2) The set of elements form the following sum:
[tex]\alpha_{1}\cdot p_{1}(t)+\alpha_{2}\cdot p_{2}(t) = 0[/tex]
[tex]\alpha_{1}\cdot (2\cdot t+t^{2})+\alpha_{2}\cdot (1+t) = 0[/tex]
[tex]\alpha_{2}\cdot (1) +(2\cdot \alpha_{1}+\alpha_{2})\cdot t +\alpha_1 \cdot t^{2} = 0[/tex]
From definition this system of equations must be satisfied:
[tex]\alpha_{2} = 0[/tex]
[tex]2\cdot \alpha_{1}+\alpha_{2} = 0[/tex]
[tex]\alpha_{1} = 0[/tex]
The polynomials [tex]p_{1}(t) = 2\cdot t +t^{2}[/tex] and [tex]p_{2}(t) = 1+t[/tex] are linearly independent.
3) The set of elements form the following sum:
[tex]\alpha_{1}\cdot p_{1}(t)+\alpha_{2}\cdot p_{2}(t) = 0[/tex]
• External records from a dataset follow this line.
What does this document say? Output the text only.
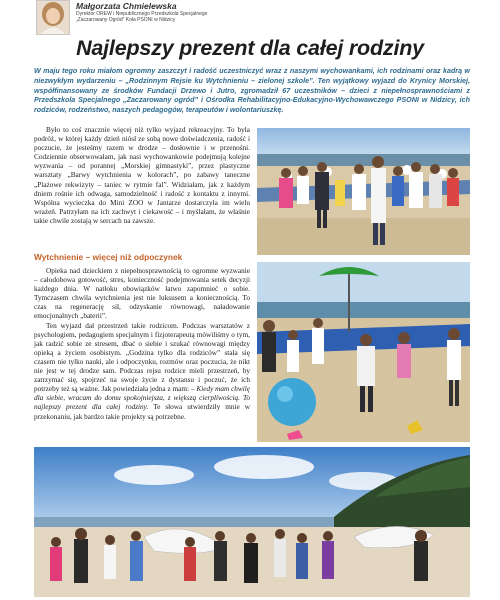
Małgorzata Chmielewska
Dyrektor OREW i Niepublicznego Przedszkola Specjalnego
„Zaczarowany Ogród” Koła PSONI w Nidzicy
Najlepszy prezent dla całej rodziny

W maju tego roku miałom ogromny zaszczyt i radość uczestniczyć wraz z naszymi wychowankami, ich rodzinami oraz kadrą w niezwykłym wydarzeniu – „Rodzinnym Rejsie ku Wytchnieniu – zielonej szkole”. Ten wyjątkowy wyjazd do Krynicy Morskiej, współfinansowany ze środków Fundacji Drzewo i Jutro, zgromadził 67 uczestników – dzieci z niepełnosprawnościami z Przedszkola Specjalnego „Zaczarowany ogród” i Ośrodka Rehabilitacyjno-Edukacyjno-Wychowawczego PSONI w Nidzicy, ich rodziców, rodzeństwo, naszych pedagogów, terapeutów i wolontariuszkę.

Było to coś znacznie więcej niż tylko wyjazd rekreacyjny. To była podróż, w której każdy dzień niósł ze sobą nowe doświadczenia, radość i poczucie, że jesteśmy razem w drodze – dosłownie i w przenośni. Codziennie obserwowałam, jak nasi wychowankowie podejmują kolejne wyzwania – od porannej „Morskiej gimnastyki”, przez plastyczne warsztaty „Barwy wytchnienia w kolorach”, po zabawy taneczne „Plażowe rekwizyty – taniec w rytmie fal”. Widziałam, jak z każdym dniem rośnie ich odwaga, samodzielność i radość z kontaktu z innymi. Wspólna wycieczka do Mini ZOO w Jantarze dostarczyła im wielu wrażeń. Patrzyłam na ich zachwyt i ciekawość – i myślałam, że właśnie takie chwile zostają w sercach na zawsze.

Wytchnienie – więcej niż odpoczynek

Opieka nad dzieckiem z niepełnosprawnością to ogromne wyzwanie – całodobowa gotowość, stres, konieczność podejmowania setek decyzji każdego dnia. W natłoku obowiązków łatwo zapomnieć o sobie. Tymczasem chwila wytchnienia jest nie luksusem a koniecznością. To czas na regenerację sił, odzyskanie równowagi, naładowanie emocjonalnych „baterii”.

Ten wyjazd dał przestrzeń takie rodzicom. Podczas warsztatów z psychologiem, pedagogiem specjalnym i fizjoterapeutą mówiliśmy o tym, jak radzić sobie ze stresem, dbać o siebie i szukać równowagi między opieką a życiem osobistym. „Godzina tylko dla rodziców” stała się czasem nie tylko nauki, ale i odpoczynku, rozmów oraz poczucia, że nikt nie jest w tej drodze sam. Podczas rejsu rodzice mieli przestrzeń, by zatrzymać się, spojrzeć na swoje życie z dystansu i poczuć, że ich potrzeby też są ważne. Jak powiedziała jedna z mam: – Kiedy mam chwilę dla siebie, wracam do domu spokojniejsza, z większą cierpliwością. To najlepszy prezent dla całej rodziny. Te słowa utwierdziły mnie w przekonaniu, jak bardzo takie projekty są potrzebne.
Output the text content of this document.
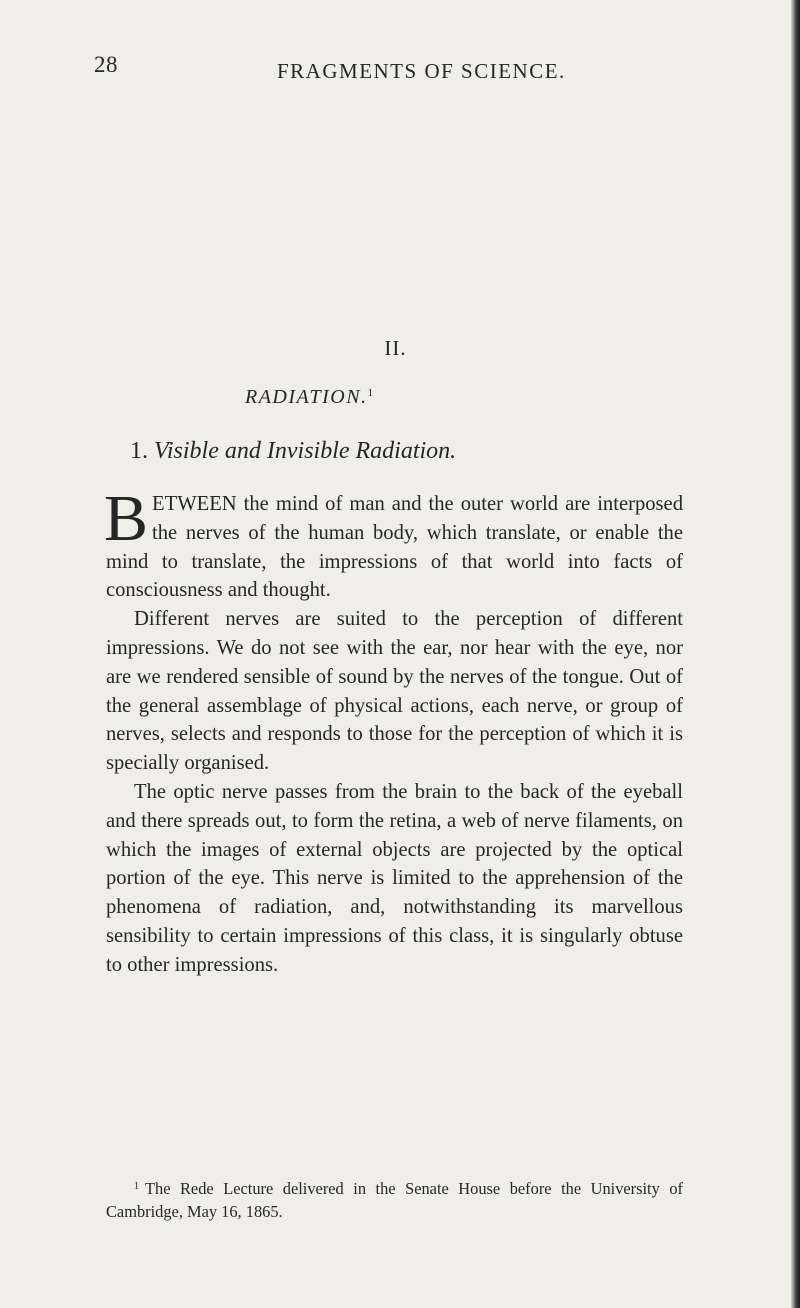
28	FRAGMENTS OF SCIENCE.
II.
RADIATION.$^1$
1. Visible and Invisible Radiation.

BETWEEN the mind of man and the outer world are interposed the nerves of the human body, which translate, or enable the mind to translate, the impressions of that world into facts of consciousness and thought.

Different nerves are suited to the perception of different impressions. We do not see with the ear, nor hear with the eye, nor are we rendered sensible of sound by the nerves of the tongue. Out of the general assemblage of physical actions, each nerve, or group of nerves, selects and responds to those for the perception of which it is specially organised.

The optic nerve passes from the brain to the back of the eyeball and there spreads out, to form the retina, a web of nerve filaments, on which the images of external objects are projected by the optical portion of the eye. This nerve is limited to the apprehension of the phenomena of radiation, and, notwithstanding its marvellous sensibility to certain impressions of this class, it is singularly obtuse to other impressions.

$^1$ The Rede Lecture delivered in the Senate House before the University of Cambridge, May 16, 1865.
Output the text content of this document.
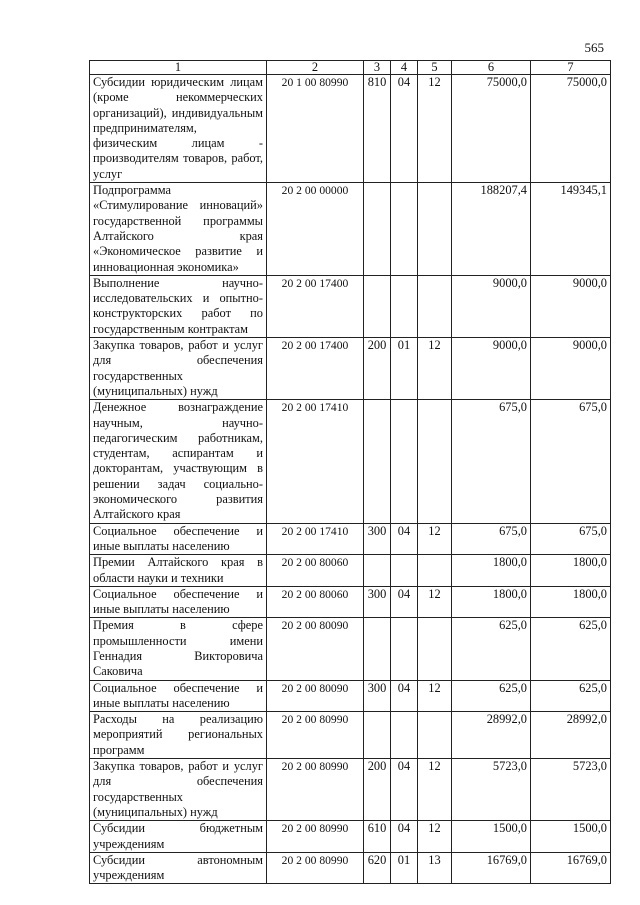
565
1	2	3	4	5	6	7
Субсидии юридическим лицам (кроме некоммерческих организаций), индивидуальным предпринимателям, физическим лицам - производителям товаров, работ, услуг	20 1 00 80990	810	04	12	75000,0	75000,0
Подпрограмма «Стимулирование инноваций» государственной программы Алтайского края «Экономическое развитие и инновационная экономика»	20 2 00 00000				188207,4	149345,1
Выполнение научно-исследовательских и опытно-конструкторских работ по государственным контрактам	20 2 00 17400				9000,0	9000,0
Закупка товаров, работ и услуг для обеспечения государственных (муниципальных) нужд	20 2 00 17400	200	01	12	9000,0	9000,0
Денежное вознаграждение научным, научно-педагогическим работникам, студентам, аспирантам и докторантам, участвующим в решении задач социально-экономического развития Алтайского края	20 2 00 17410				675,0	675,0
Социальное обеспечение и иные выплаты населению	20 2 00 17410	300	04	12	675,0	675,0
Премии Алтайского края в области науки и техники	20 2 00 80060				1800,0	1800,0
Социальное обеспечение и иные выплаты населению	20 2 00 80060	300	04	12	1800,0	1800,0
Премия в сфере промышленности имени Геннадия Викторовича Саковича	20 2 00 80090				625,0	625,0
Социальное обеспечение и иные выплаты населению	20 2 00 80090	300	04	12	625,0	625,0
Расходы на реализацию мероприятий региональных программ	20 2 00 80990				28992,0	28992,0
Закупка товаров, работ и услуг для обеспечения государственных (муниципальных) нужд	20 2 00 80990	200	04	12	5723,0	5723,0
Субсидии бюджетным учреждениям	20 2 00 80990	610	04	12	1500,0	1500,0
Субсидии автономным учреждениям	20 2 00 80990	620	01	13	16769,0	16769,0
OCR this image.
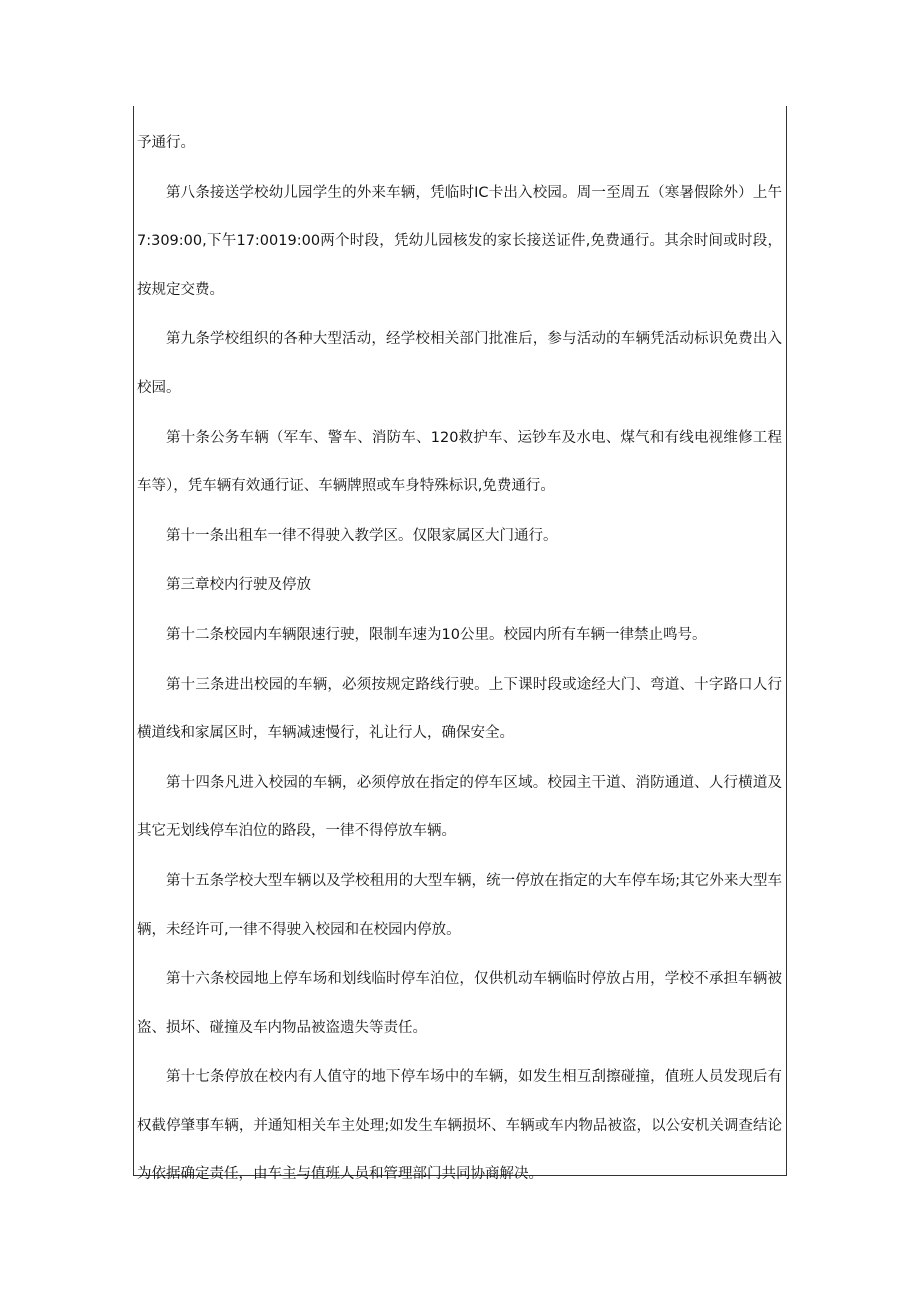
予通行。

第八条接送学校幼儿园学生的外来车辆，凭临时IC卡出入校园。周一至周五（寒暑假除外）上午7:309:00,下午17:0019:00两个时段，凭幼儿园核发的家长接送证件,免费通行。其余时间或时段，按规定交费。

第九条学校组织的各种大型活动，经学校相关部门批准后，参与活动的车辆凭活动标识免费出入校园。

第十条公务车辆（军车、警车、消防车、120救护车、运钞车及水电、煤气和有线电视维修工程车等），凭车辆有效通行证、车辆牌照或车身特殊标识,免费通行。

第十一条出租车一律不得驶入教学区。仅限家属区大门通行。

第三章校内行驶及停放

第十二条校园内车辆限速行驶，限制车速为10公里。校园内所有车辆一律禁止鸣号。

第十三条进出校园的车辆，必须按规定路线行驶。上下课时段或途经大门、弯道、十字路口人行横道线和家属区时，车辆减速慢行，礼让行人，确保安全。

第十四条凡进入校园的车辆，必须停放在指定的停车区域。校园主干道、消防通道、人行横道及其它无划线停车泊位的路段，一律不得停放车辆。

第十五条学校大型车辆以及学校租用的大型车辆，统一停放在指定的大车停车场;其它外来大型车辆，未经许可,一律不得驶入校园和在校园内停放。

第十六条校园地上停车场和划线临时停车泊位，仅供机动车辆临时停放占用，学校不承担车辆被盗、损坏、碰撞及车内物品被盗遗失等责任。

第十七条停放在校内有人值守的地下停车场中的车辆，如发生相互刮擦碰撞，值班人员发现后有权截停肇事车辆，并通知相关车主处理;如发生车辆损坏、车辆或车内物品被盗，以公安机关调查结论为依据确定责任，由车主与值班人员和管理部门共同协商解决。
[tex]\alpha_{1}\cdot (2\cdot t-4\cdot t^{2})+\alpha_{2}\cdot (6\cdot t^{2}-3\cdot t) = 0[/tex]
[tex](2\cdot \alpha_{1}-3\cdot \alpha_{2})\cdot t + (-4\cdot \alpha_{1}+6\cdot \alpha_{2})\cdot t^{2} = 0[/tex]
From definition this system of equations must be satisfied:
[tex]2\cdot \alpha_{1}-3\cdot \alpha_{2} = 0[/tex] (Eq. 1)
[tex]-4\cdot \alpha_{1}+6\cdot \alpha_{2} =0[/tex] (Eq. 2)
It is easy to find that each coefficient is multiple of the other one, that is:
[tex]\alpha_{1} =\frac{3}{2}\cdot \alpha_{2}[/tex] (From Eq. 1)
[tex]\alpha_{1} = \frac{6}{4}\cdot \alpha_{2}[/tex] (From Eq. 2)
[tex]\alpha_{1} = \frac{3}{2}\cdot \alpha_{2}[/tex]
Which means that polynomials [tex]p_{1}(t) = 2\cdot t - 4\cdot t^{2}[/tex] and [tex]p_{2}(t) = 6\cdot t^{2}-3\cdot t[/tex] are linearly dependent.